C'est bien parce que le monde est complexe qu'il est beau.

Parce que tout est lié, interdépendant, en mouvement, avec une part d'incertitude, d'inconnu et d’aléas permanent. Un équilibre dynamique, un aller-retour incessant entre la partie et son tout, une construction à jamais inachevée, irréductible, incompressible à quelques lois basiques, mais une auto-influence incessante, une mise en abîme, une récursivité du monde sur lui-même, de la pensée du monde sur elle-même.


Tout cela je l'ai en moi depuis toujours.


Je le ressens mais j'ai tendance à le réprouver car de nos jours, dans notre société, tout doit être étiquetable, identifiable, limpide, compréhensible, en particulier afin d'être promu et commercialisable.

Pour qu'un produit se vende, il faut impérativement qu'il réponde rationnellement à un besoin, à un manque, ou à une faille clairement identifiés. Il faut qu'il ait été pensé dans ce but.

C'est malheureusement le cas aussi pour l'art. Il faut un "propos", un "discours", une "vision" compréhensibles, sans quoi il y a peu de chance que des financeurs vous suivent dans votre incertitude. Or qu'est-ce que l'art si, dans son questionnement même, ne peut s'exprimer l'incertitude ?

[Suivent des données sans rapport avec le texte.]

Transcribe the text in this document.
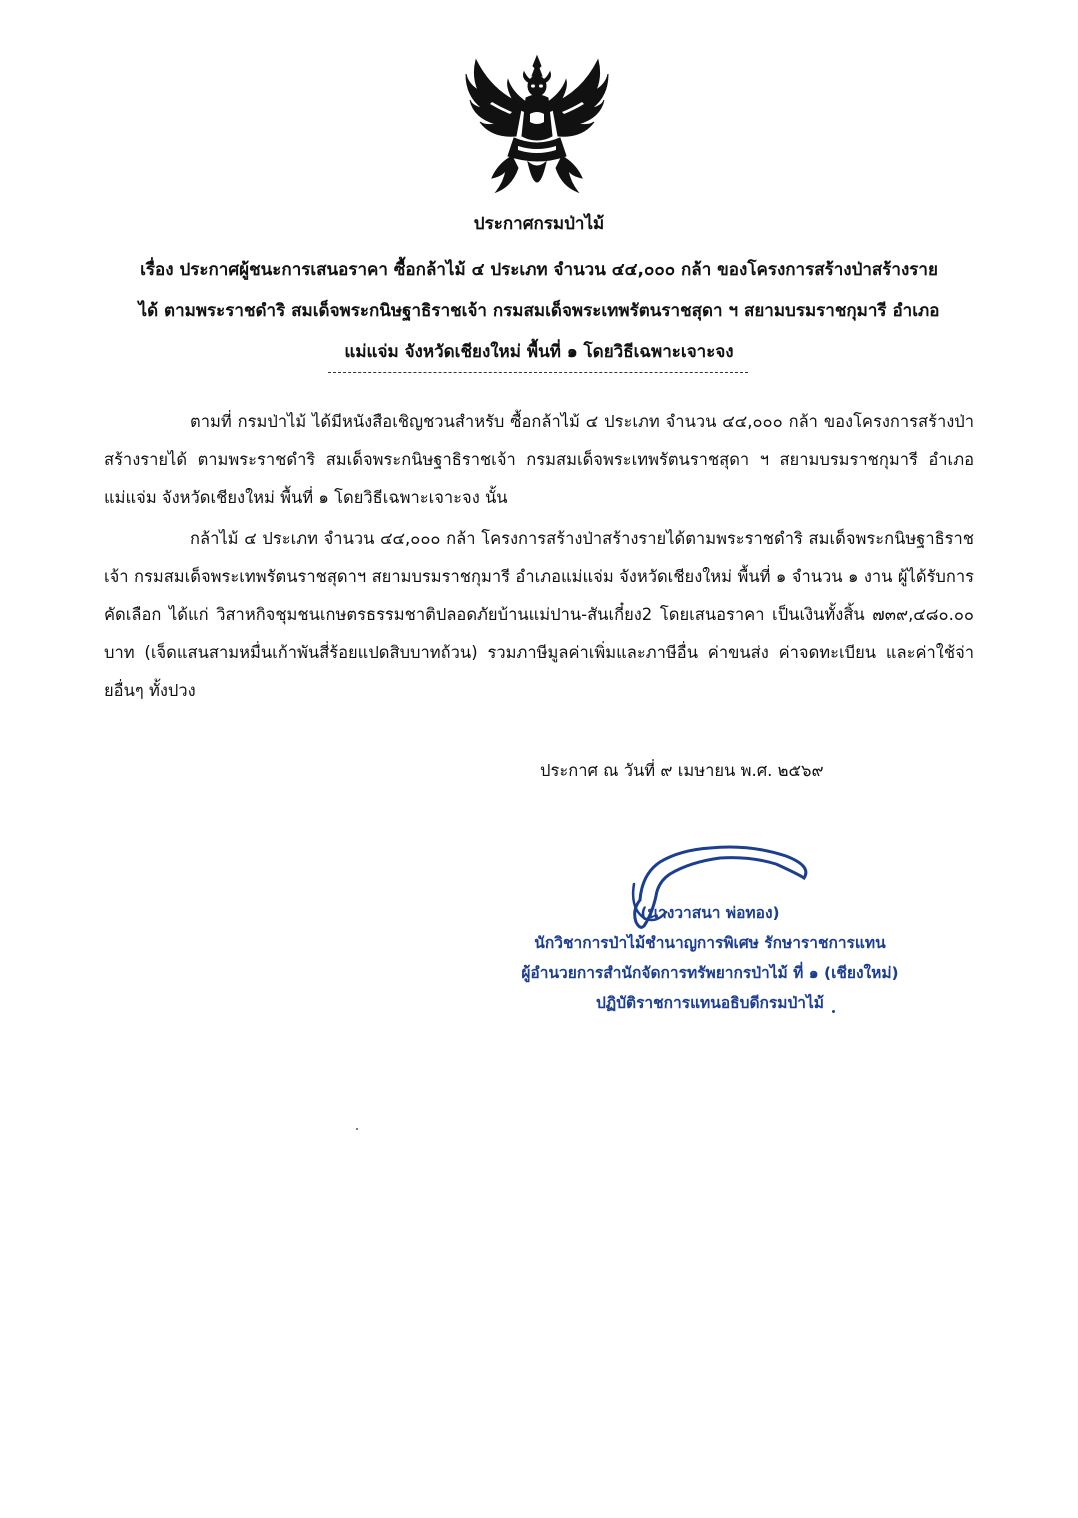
ประกาศกรมป่าไม้
เรื่อง ประกาศผู้ชนะการเสนอราคา ซื้อกล้าไม้ ๔ ประเภท จำนวน ๔๔,๐๐๐ กล้า ของโครงการสร้างป่าสร้างราย
ได้ ตามพระราชดำริ สมเด็จพระกนิษฐาธิราชเจ้า กรมสมเด็จพระเทพรัตนราชสุดา ฯ สยามบรมราชกุมารี อำเภอ
แม่แจ่ม จังหวัดเชียงใหม่ พื้นที่ ๑ โดยวิธีเฉพาะเจาะจง
ตามที่ กรมป่าไม้ ได้มีหนังสือเชิญชวนสำหรับ ซื้อกล้าไม้ ๔ ประเภท จำนวน ๔๔,๐๐๐ กล้า ของโครงการสร้างป่าสร้างรายได้ ตามพระราชดำริ สมเด็จพระกนิษฐาธิราชเจ้า กรมสมเด็จพระเทพรัตนราชสุดา ฯ สยามบรมราชกุมารี อำเภอแม่แจ่ม จังหวัดเชียงใหม่ พื้นที่ ๑ โดยวิธีเฉพาะเจาะจง นั้น
กล้าไม้ ๔ ประเภท จำนวน ๔๔,๐๐๐ กล้า โครงการสร้างป่าสร้างรายได้ตามพระราชดำริ สมเด็จพระกนิษฐาธิราชเจ้า กรมสมเด็จพระเทพรัตนราชสุดาฯ สยามบรมราชกุมารี อำเภอแม่แจ่ม จังหวัดเชียงใหม่ พื้นที่ ๑ จำนวน ๑ งาน ผู้ได้รับการคัดเลือก ได้แก่ วิสาหกิจชุมชนเกษตรธรรมชาติปลอดภัยบ้านแม่ปาน-สันเกี๋ยง2 โดยเสนอราคา เป็นเงินทั้งสิ้น ๗๓๙,๔๘๐.๐๐ บาท (เจ็ดแสนสามหมื่นเก้าพันสี่ร้อยแปดสิบบาทถ้วน) รวมภาษีมูลค่าเพิ่มและภาษีอื่น ค่าขนส่ง ค่าจดทะเบียน และค่าใช้จ่ายอื่นๆ ทั้งปวง
ประกาศ ณ วันที่ ๙ เมษายน พ.ศ. ๒๕๖๙
(นางวาสนา พ่อทอง)
นักวิชาการป่าไม้ชำนาญการพิเศษ รักษาราชการแทน
ผู้อำนวยการสำนักจัดการทรัพยากรป่าไม้ ที่ ๑ (เชียงใหม่)
ปฏิบัติราชการแทนอธิบดีกรมป่าไม้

C'est justement là où l’œuvre d'art peut encore avoir peut-être un rôle à jouer : lorsqu'elle s'éloigne d'un bien de consommation et ne répond plus à un besoin, à une attente. Comme le remarque l'artiste et philosophe Grégory Chatonsky :

"De plus en plus souvent, on demande, on exige de l’art d’être utile et de servir à sauver l’humanité en proposant des solutions, fussent-elles utopiques, ouvrant du moins des nouvelles perspectives. À rendre donc le futur désirable par l’innovation et l’activisme. Mais en accordant un tel pouvoir à l’œuvre d’art, on lui enlève toute capacité d’action du fait de cette surenchère. Il faut répondre à cette exigence d’usage de l’œuvre d’art par une suspension de l’usage qui est aussi une mise à blanc du monde : le possible.


[...] L’œuvre d’art n’a pas pour objectif de nous guérir ou de nous soigner, de trouver une solution, mais de rendre encore plus sensible la blessure d’un traumatisme qui est le monde en soi. Il y a dans l’œuvre d’art une blessure et une souffrance, une peine antérieure même à notre histoire individuelle qui est celle de la matière dont nous sommes faits, nous vivants, et qui fut morte."(1)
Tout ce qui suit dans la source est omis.